In Bulgaria there is a mythical Orpheus (Greek: Ορφέας; Latin: Orpheus) is a character from ancient Greek mythology, a legendary Thracian singer and musician, who founded the doctrine of Orphism and is considered the greatest singer and poet of antiquity.
He had a lyre with which, when he played, all the people and wild beasts calmed down and became humble. According to some views, this is a device for mass psychosis, which he received as a gift from the afterlife. According to Diodorus, he was the son of Apollo or the Thracian king Eager, who was the son of Lycurgus, king of the Thracians at Hellespont. His mother is the nymph Kaliopa. Again, according to Diodorus, Orpheus is the father of the Museum. According to ancient Greek mythology, Orpheus lived a generation before the Trojan War and was among the Argonauts who marched for the Golden Fleece to Colchis. It is assumed that this was ok.
1400 BC His life is marked by ancient legends and legends, which became the reason for him to be considered a mythical, not a real hero. He is credited with a large number of hymns, called Orphic, in which he praises the deities of nature and seeks to teach his countrymen with simple prayer to pay homage to them. According to legend, his lyre had seven strings. Orpheus was also named the author of one of the poems “Argonautics.” His teaching is an attempt to ennoble the harsh manners and to teach people higher hygiene and culture.

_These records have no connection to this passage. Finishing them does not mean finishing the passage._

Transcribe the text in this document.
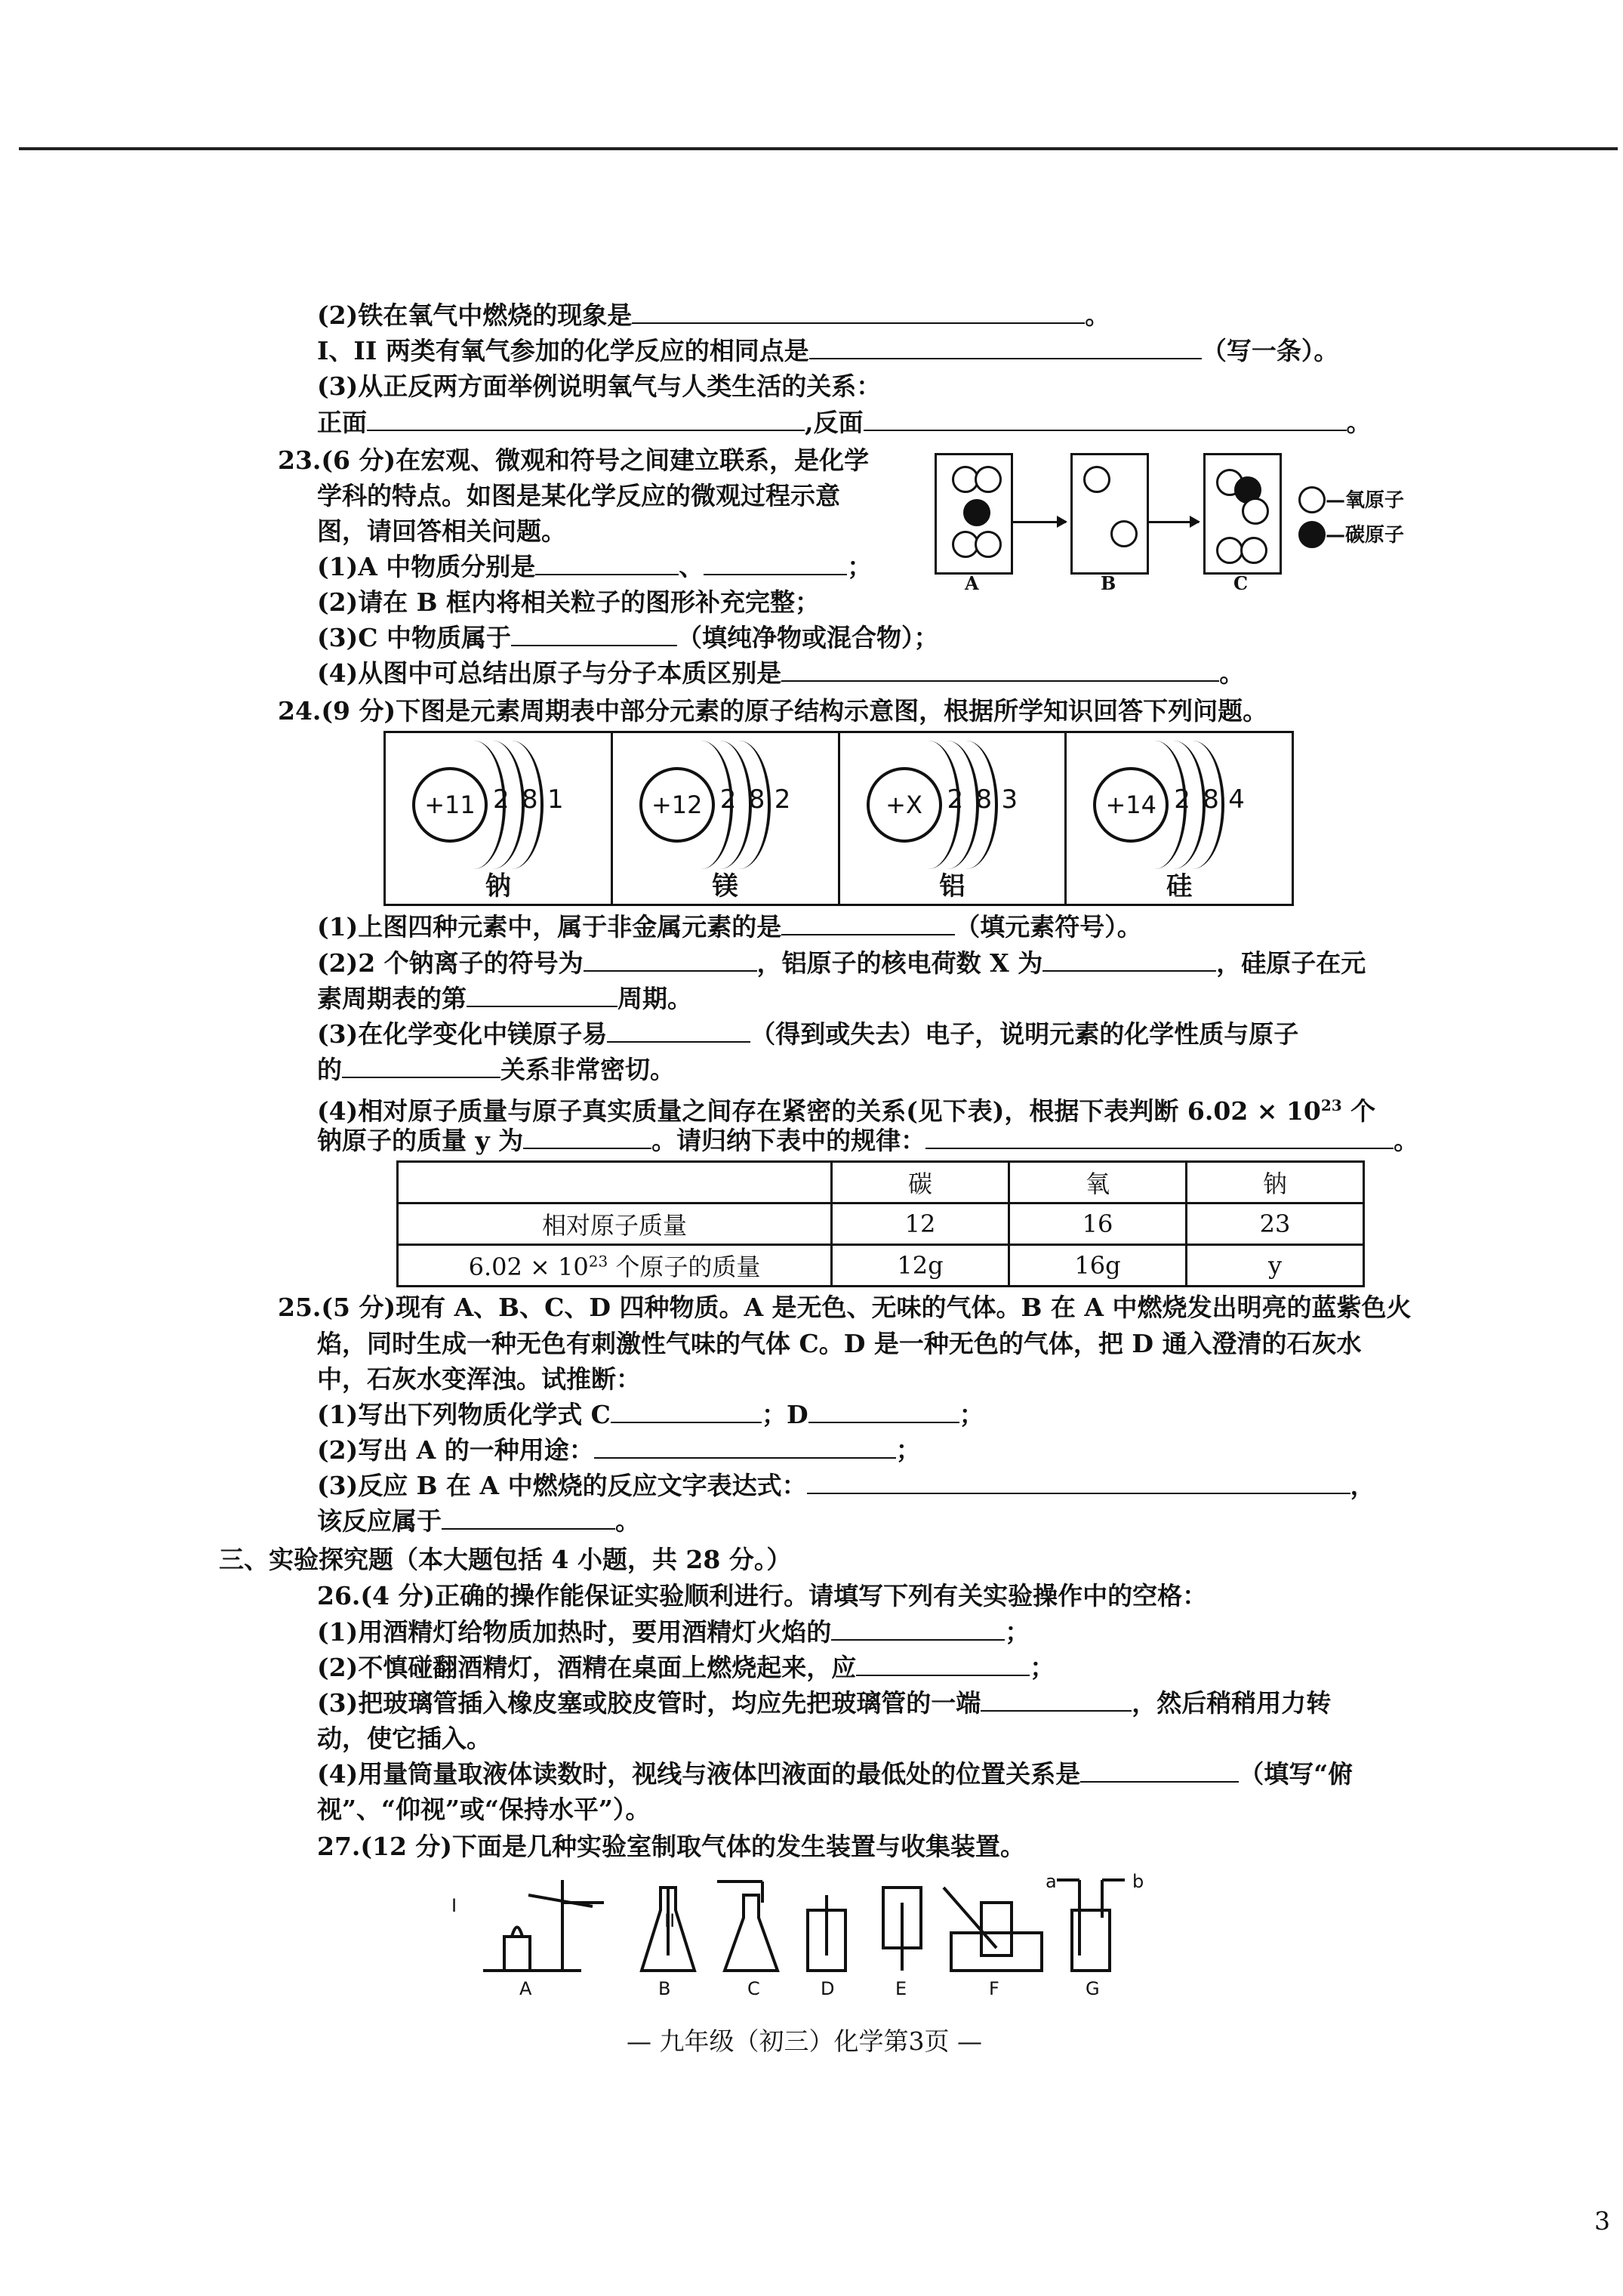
(2)铁在氧气中燃烧的现象是	。
I、II 两类有氧气参加的化学反应的相同点是	（写一条）。
(3)从正反两方面举例说明氧气与人类生活的关系：
正面	,反面	。
23.(6 分)在宏观、微观和符号之间建立联系，是化学
学科的特点。如图是某化学反应的微观过程示意
图，请回答相关问题。
(1)A 中物质分别是	、	；
(2)请在 B 框内将相关粒子的图形补充完整；
(3)C 中物质属于	（填纯净物或混合物）；
(4)从图中可总结出原子与分子本质区别是	。
A	B	C
—氧原子
—碳原子
24.(9 分)下图是元素周期表中部分元素的原子结构示意图，根据所学知识回答下列问题。
+11 2 8 1
钠
+12 2 8 2
镁
+X 2 8 3
铝
+14 2 8 4
硅
(1)上图四种元素中，属于非金属元素的是	（填元素符号）。
(2)2 个钠离子的符号为	，铝原子的核电荷数 X 为	，硅原子在元
素周期表的第	周期。
(3)在化学变化中镁原子易	（得到或失去）电子，说明元素的化学性质与原子
的	关系非常密切。
(4)相对原子质量与原子真实质量之间存在紧密的关系(见下表)，根据下表判断 $6.02 \times 10^{23}$ 个
钠原子的质量 y 为	。请归纳下表中的规律：	。
	碳	氧	钠
相对原子质量	12	16	23
$6.02 \times 10^{23}$ 个原子的质量	12g	16g	y
25.(5 分)现有 A、B、C、D 四种物质。A 是无色、无味的气体。B 在 A 中燃烧发出明亮的蓝紫色火
焰，同时生成一种无色有刺激性气味的气体 C。D 是一种无色的气体，把 D 通入澄清的石灰水
中，石灰水变浑浊。试推断：
(1)写出下列物质化学式 C	；D	；
(2)写出 A 的一种用途：	；
(3)反应 B 在 A 中燃烧的反应文字表达式：	，
该反应属于	。
三、实验探究题（本大题包括 4 小题，共 28 分。）
26.(4 分)正确的操作能保证实验顺利进行。请填写下列有关实验操作中的空格：
(1)用酒精灯给物质加热时，要用酒精灯火焰的	；
(2)不慎碰翻酒精灯，酒精在桌面上燃烧起来，应	；
(3)把玻璃管插入橡皮塞或胶皮管时，均应先把玻璃管的一端	，然后稍稍用力转
动，使它插入。
(4)用量筒量取液体读数时，视线与液体凹液面的最低处的位置关系是	（填写“俯
视”、“仰视”或“保持水平”）。
27.(12 分)下面是几种实验室制取气体的发生装置与收集装置。
I
II
a	b
A	B	C	D	E	F	G
— 九年级（初三）化学第3页 —
3
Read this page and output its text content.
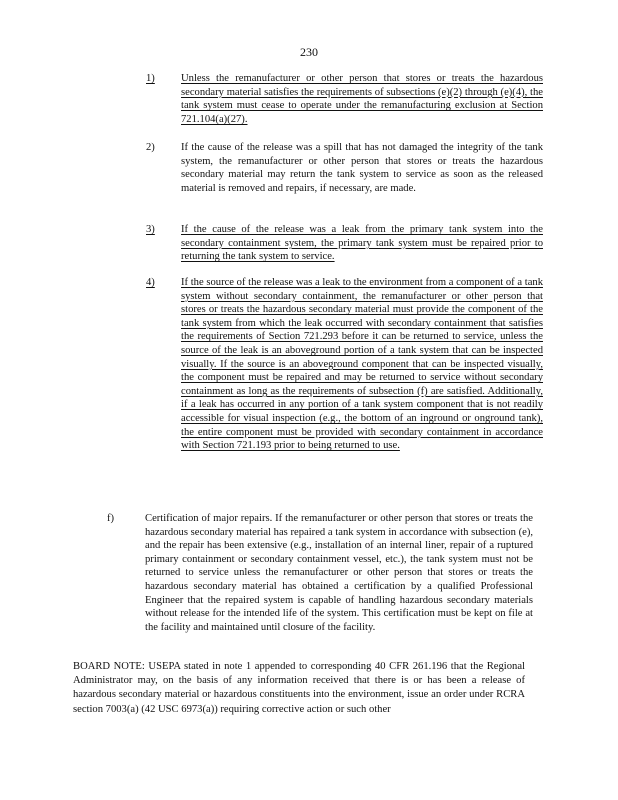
230
1) Unless the remanufacturer or other person that stores or treats the hazardous secondary material satisfies the requirements of subsections (e)(2) through (e)(4), the tank system must cease to operate under the remanufacturing exclusion at Section 721.104(a)(27).
2) If the cause of the release was a spill that has not damaged the integrity of the tank system, the remanufacturer or other person that stores or treats the hazardous secondary material may return the tank system to service as soon as the released material is removed and repairs, if necessary, are made.
3) If the cause of the release was a leak from the primary tank system into the secondary containment system, the primary tank system must be repaired prior to returning the tank system to service.
4) If the source of the release was a leak to the environment from a component of a tank system without secondary containment, the remanufacturer or other person that stores or treats the hazardous secondary material must provide the component of the tank system from which the leak occurred with secondary containment that satisfies the requirements of Section 721.293 before it can be returned to service, unless the source of the leak is an aboveground portion of a tank system that can be inspected visually. If the source is an aboveground component that can be inspected visually, the component must be repaired and may be returned to service without secondary containment as long as the requirements of subsection (f) are satisfied. Additionally, if a leak has occurred in any portion of a tank system component that is not readily accessible for visual inspection (e.g., the bottom of an inground or onground tank), the entire component must be provided with secondary containment in accordance with Section 721.193 prior to being returned to use.
f)	Certification of major repairs. If the remanufacturer or other person that stores or treats the hazardous secondary material has repaired a tank system in accordance with subsection (e), and the repair has been extensive (e.g., installation of an internal liner, repair of a ruptured primary containment or secondary containment vessel, etc.), the tank system must not be returned to service unless the remanufacturer or other person that stores or treats the hazardous secondary material has obtained a certification by a qualified Professional Engineer that the repaired system is capable of handling hazardous secondary materials without release for the intended life of the system. This certification must be kept on file at the facility and maintained until closure of the facility.
BOARD NOTE: USEPA stated in note 1 appended to corresponding 40 CFR 261.196 that the Regional Administrator may, on the basis of any information received that there is or has been a release of hazardous secondary material or hazardous constituents into the environment, issue an order under RCRA section 7003(a) (42 USC 6973(a)) requiring corrective action or such other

His interference in the religious doctrine of the afterlife and the path to immortality, which contradicts the official Thracian royal ideology, is the probable cause of his tragic death. According to Greek myth, he was torn apart by the Thracians because he mourned for his deceased wife and did not pay attention to the women around him. His first images are from 600 BC. The spread of various myths about him is due to the ancient Greeks. 92 of his images on Attic vases are known.
They depict scenes from major Orphic legends – the death of his wife, the nymph Eurydice, who was bitten by a snake on their wedding day, and his attempt to save her from the underworld. Orpheus descended into the underworld and captivated with his sad songs the god of death – Hades. He agreed to return Eurydice to him, but on the condition that he would not turn to see her before they went out into the upper world. On the way the singer couldn’t stand it and turned back. Thus Eurydice returned to the underworld. Orpheus died, torn by the menades, on the banks of the river Hebros (Maritsa). Parts of his body were swept away by the waves and dumped on the shores of the island of Lesbos, where they were buried.
Among the many variants of Orphic legends, the most enduring are those for his amazing talent as a musician and singer. From them is the beginning of his canonized image of a tamer of the wild world and his miraculous lyre. He is believed to be the founder of the Orphic mysteries, which became especially relevant in the Hellenistic era after the conquests of Alexander the Great. This miraculous lyre has been sought by Knights Templar archaeologists for decades, and hundreds of millions have been invested in archeology related to the places where he lived.
Whether this is an artifact of extraterrestrial origin we can not say, but we strongly doubt other theories. I, Stefan Proinov, tell you that hundreds of millions are spent in Bulgaria today, why, if not? Doubts remain, we have other data about this, which will be the subject of another publication.